Expedia Group Surprises with Strong Q3 Earnings, Analysts Raise Price Targets

Expedia Group (EXPE) delivered a positive surprise to investors with its third-quarter earnings report on Thursday, exceeding expectations on both gross bookings and earnings. The company reported adjusted earnings per share of $6.13, surpassing the analyst consensus estimate of $6.04. While revenue came in slightly below expectations at $4.06 billion compared to the estimated $4.11 billion, the strong earnings performance fueled optimism among investors.

“Our third quarter results exceeded our expectations on gross bookings and earnings with revenue landing in-line. We accelerated bookings growth in our consumer business for the second consecutive quarter, and our advertising and B2B businesses continue to deliver strong double-digit growth,” stated Ariane Gorin, CEO of Expedia Group. The upbeat sentiment reflected in the company’s performance was evident in the stock market reaction. Expedia shares rallied by 4.8% to trade at $182.45 on Friday.

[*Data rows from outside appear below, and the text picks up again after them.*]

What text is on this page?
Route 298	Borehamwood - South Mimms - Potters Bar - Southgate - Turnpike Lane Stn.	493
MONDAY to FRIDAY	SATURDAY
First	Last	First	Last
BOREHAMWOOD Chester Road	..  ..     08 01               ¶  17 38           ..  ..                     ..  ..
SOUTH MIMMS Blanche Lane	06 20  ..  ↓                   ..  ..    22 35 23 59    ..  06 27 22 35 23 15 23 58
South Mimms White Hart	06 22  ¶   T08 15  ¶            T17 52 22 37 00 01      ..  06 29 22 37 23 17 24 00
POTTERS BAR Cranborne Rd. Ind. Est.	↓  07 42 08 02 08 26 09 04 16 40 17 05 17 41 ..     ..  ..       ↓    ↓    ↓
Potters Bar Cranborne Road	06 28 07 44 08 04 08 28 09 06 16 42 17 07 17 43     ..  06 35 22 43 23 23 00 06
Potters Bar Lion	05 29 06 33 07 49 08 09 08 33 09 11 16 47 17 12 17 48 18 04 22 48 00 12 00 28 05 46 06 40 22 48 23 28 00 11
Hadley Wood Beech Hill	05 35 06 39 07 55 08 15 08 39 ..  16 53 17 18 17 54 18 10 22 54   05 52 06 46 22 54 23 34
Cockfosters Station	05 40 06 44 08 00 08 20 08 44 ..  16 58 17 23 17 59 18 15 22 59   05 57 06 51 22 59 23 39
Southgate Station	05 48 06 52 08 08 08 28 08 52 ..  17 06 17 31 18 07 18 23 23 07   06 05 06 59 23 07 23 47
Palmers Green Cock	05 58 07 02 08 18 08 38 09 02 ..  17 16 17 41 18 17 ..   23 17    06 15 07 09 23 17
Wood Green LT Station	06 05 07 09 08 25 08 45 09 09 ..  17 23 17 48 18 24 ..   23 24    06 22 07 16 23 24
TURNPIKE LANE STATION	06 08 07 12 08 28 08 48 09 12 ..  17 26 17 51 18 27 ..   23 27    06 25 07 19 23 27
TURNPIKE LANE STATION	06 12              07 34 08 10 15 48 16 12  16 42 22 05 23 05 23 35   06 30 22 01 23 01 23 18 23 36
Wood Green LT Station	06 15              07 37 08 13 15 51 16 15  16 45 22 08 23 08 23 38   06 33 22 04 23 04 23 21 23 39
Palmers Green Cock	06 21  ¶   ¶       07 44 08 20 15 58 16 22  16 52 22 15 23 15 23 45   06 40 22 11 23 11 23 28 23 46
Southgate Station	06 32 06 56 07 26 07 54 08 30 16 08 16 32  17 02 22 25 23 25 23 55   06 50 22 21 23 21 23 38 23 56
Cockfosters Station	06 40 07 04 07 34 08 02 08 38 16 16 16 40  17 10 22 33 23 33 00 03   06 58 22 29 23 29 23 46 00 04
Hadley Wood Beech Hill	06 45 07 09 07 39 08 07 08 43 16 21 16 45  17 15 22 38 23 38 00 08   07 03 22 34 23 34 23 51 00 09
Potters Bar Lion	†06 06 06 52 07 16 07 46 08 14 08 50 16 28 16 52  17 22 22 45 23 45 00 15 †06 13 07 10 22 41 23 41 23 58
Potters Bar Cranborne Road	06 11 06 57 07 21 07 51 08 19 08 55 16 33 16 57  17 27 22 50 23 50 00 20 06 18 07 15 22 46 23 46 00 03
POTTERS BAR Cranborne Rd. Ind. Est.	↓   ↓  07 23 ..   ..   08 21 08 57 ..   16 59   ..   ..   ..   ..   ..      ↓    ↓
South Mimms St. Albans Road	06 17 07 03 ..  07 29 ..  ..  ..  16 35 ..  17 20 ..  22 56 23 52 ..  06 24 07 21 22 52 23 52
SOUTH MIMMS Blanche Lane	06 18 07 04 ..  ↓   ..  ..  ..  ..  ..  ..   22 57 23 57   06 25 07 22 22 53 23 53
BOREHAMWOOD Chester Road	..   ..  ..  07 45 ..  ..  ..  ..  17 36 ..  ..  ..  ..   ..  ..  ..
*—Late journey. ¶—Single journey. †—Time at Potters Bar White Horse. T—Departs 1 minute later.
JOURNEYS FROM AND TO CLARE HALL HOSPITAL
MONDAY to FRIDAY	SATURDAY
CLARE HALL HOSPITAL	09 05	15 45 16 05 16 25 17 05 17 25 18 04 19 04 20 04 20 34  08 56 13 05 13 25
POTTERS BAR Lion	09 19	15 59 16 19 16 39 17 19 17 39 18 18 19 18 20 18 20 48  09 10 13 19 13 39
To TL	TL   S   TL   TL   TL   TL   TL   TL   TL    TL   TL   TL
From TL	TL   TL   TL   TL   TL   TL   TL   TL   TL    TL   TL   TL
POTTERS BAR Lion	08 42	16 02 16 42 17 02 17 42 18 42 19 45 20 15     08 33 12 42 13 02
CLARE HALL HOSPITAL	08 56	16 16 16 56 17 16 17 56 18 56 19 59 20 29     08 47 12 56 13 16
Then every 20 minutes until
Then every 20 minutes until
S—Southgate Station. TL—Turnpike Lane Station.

Following the earnings announcement, a wave of analysts revised their price targets on Expedia, reflecting their confidence in the company’s future prospects. Benchmark analyst Daniel Kurnos maintained his Buy rating on Expedia and increased his price target from $180 to $200. Wedbush analyst Scott Devitt also maintained a Neutral rating but raised his price target from $130 to $180. Oppenheimer analyst Jed Kelly maintained an Outperform rating and boosted his price target from $155 to $210. JP Morgan analyst Doug Anmuth kept his Neutral rating while raising the price target from $135 to $170. BTIG analyst Jake Fuller maintained a Buy rating and increased his price target from $175 to $200. Lastly, Barclays analyst Trevor Young maintained an Equal-Weight rating and raised the price target from $134 to $153.

The analysts’ revisions to their price targets underscore the positive outlook for Expedia following its strong third-quarter performance. Investors will be watching closely to see if the company can maintain this momentum and continue to deliver solid growth in the coming quarters.